“To me!” said Mary, when the Don had offered her his arm. “I feel much honored.” And with a formal bow she rested the tips of her fingers upon his sleeve.

The irony of her tones grated upon his ear, and he turned quickly and bent upon her a puzzled though steady gaze.

“Honored?”

That look of honest surprise reassured her woman’s heart, but made her feel that she had forgotten herself in meeting a courtesy with an incivility.

They always know just what to do.

Passing her arm farther within his, and leaning upon him with a coquettish pressure, she looked up with a gracious smile.

“Certainly. Have I not the arm of the primo violino,—the lion of the evening?”

And the primo violino wondered how on earth he had ever imagined that she was vexed.
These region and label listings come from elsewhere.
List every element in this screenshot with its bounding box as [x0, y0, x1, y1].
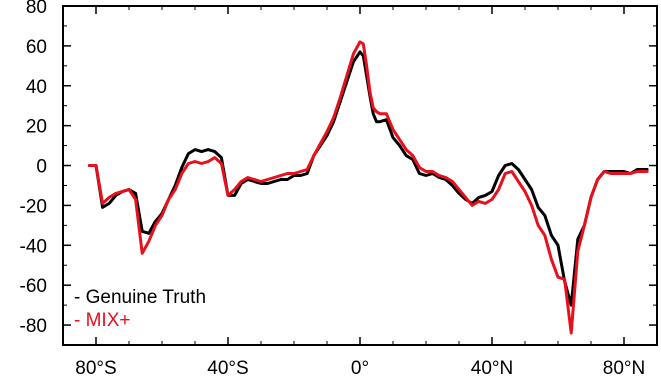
tick-marks	[62, 5, 658, 346]
y-tick-label: -40	[20, 236, 47, 257]
legend: - Genuine Truth- MIX+	[74, 287, 206, 331]
series-lines	[87, 40, 649, 335]
y-tick-label: -80	[20, 316, 47, 337]
x-tick-label: 40°N	[471, 358, 513, 379]
tick-labels: 80 60 40 20 0 -20 -40 -60 -80 80°S 40°S 0° 40°N 80°N	[20, 0, 646, 379]
legend-entry: - MIX+	[74, 310, 130, 331]
y-tick-label: 0	[36, 157, 47, 178]
y-tick-label: -60	[20, 276, 47, 297]
y-tick-label: 40	[26, 77, 47, 98]
y-tick-label: 20	[26, 117, 47, 138]
x-tick-label: 80°N	[603, 358, 645, 379]
legend-entry: - Genuine Truth	[74, 287, 206, 308]
x-tick-label: 80°S	[75, 358, 116, 379]
y-tick-label: 80	[26, 0, 47, 18]
series-line-mix-plus	[87, 40, 649, 335]
x-tick-label: 40°S	[207, 358, 248, 379]
x-tick-label: 0°	[351, 358, 369, 379]
y-tick-label: -20	[20, 196, 47, 217]
y-tick-label: 60	[26, 37, 47, 58]
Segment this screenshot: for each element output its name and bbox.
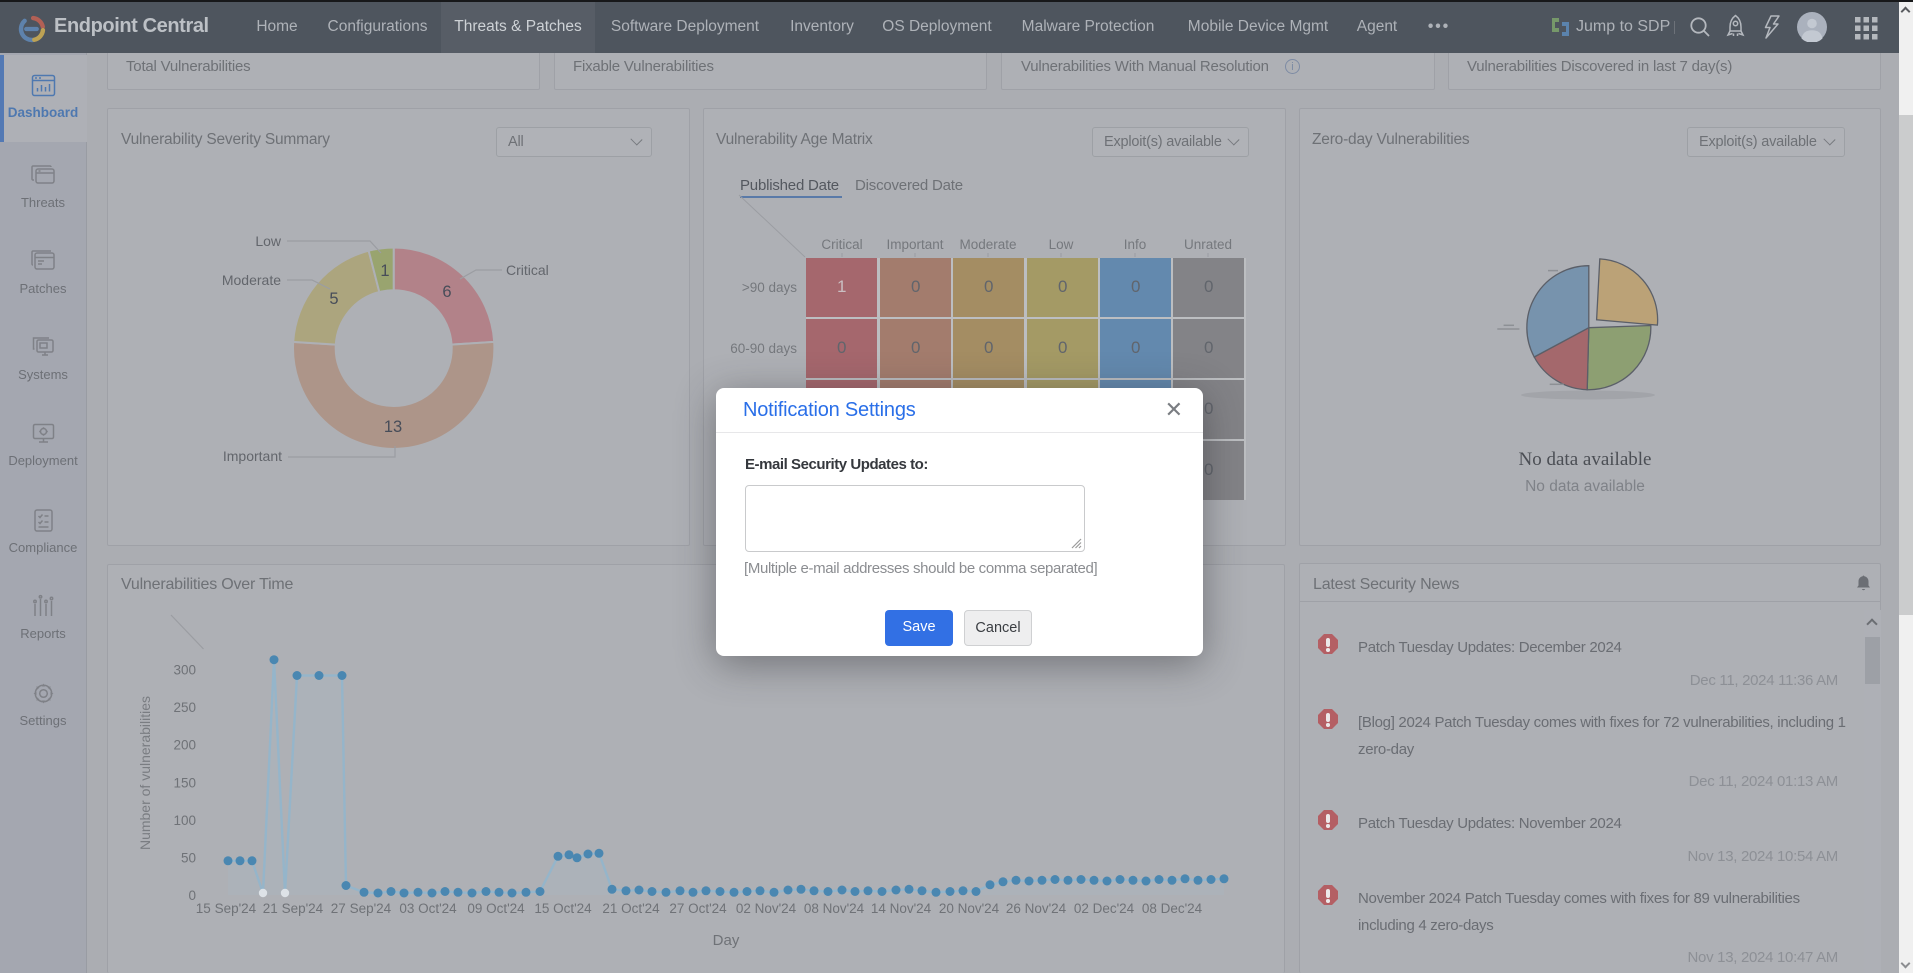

Very naturally, I cannot remember, after the lapse of years, what quintet they played that evening. All that I distinctly recall is that it was a composition in which the piano was very prominent. My grandfather was (as I have, perhaps, said before) as proud of Lucy’s playing as though she had been his own daughter; and I suspect that he and the Herr made the selection with a view to showing her off.

Mary thought she had never seen Lucy look so graceful as when, sounding “A,” she turned upon the piano-stool, and, with her arm extended backwards and her fingers resting upon the keys, she gave the note to each of the players in turn; her usually serene face lit with the enthusiasm of expectancy. It was a truly lovely face,—lovely at all times, but peculiarly so when suffused with a certain soul-lit St. Cecilia look it wore at times like this. Alice sparkled, and Mary shone; but Lucy glowed,—glowed with the half-hidden fire of fervid affections and high and holy thoughts. Alice was a bounding, bubbling fountain, Mary a swift-flowing river, Lucy a still lake glassing the blue heavens in its unknown depths. Wit—imagination—soul.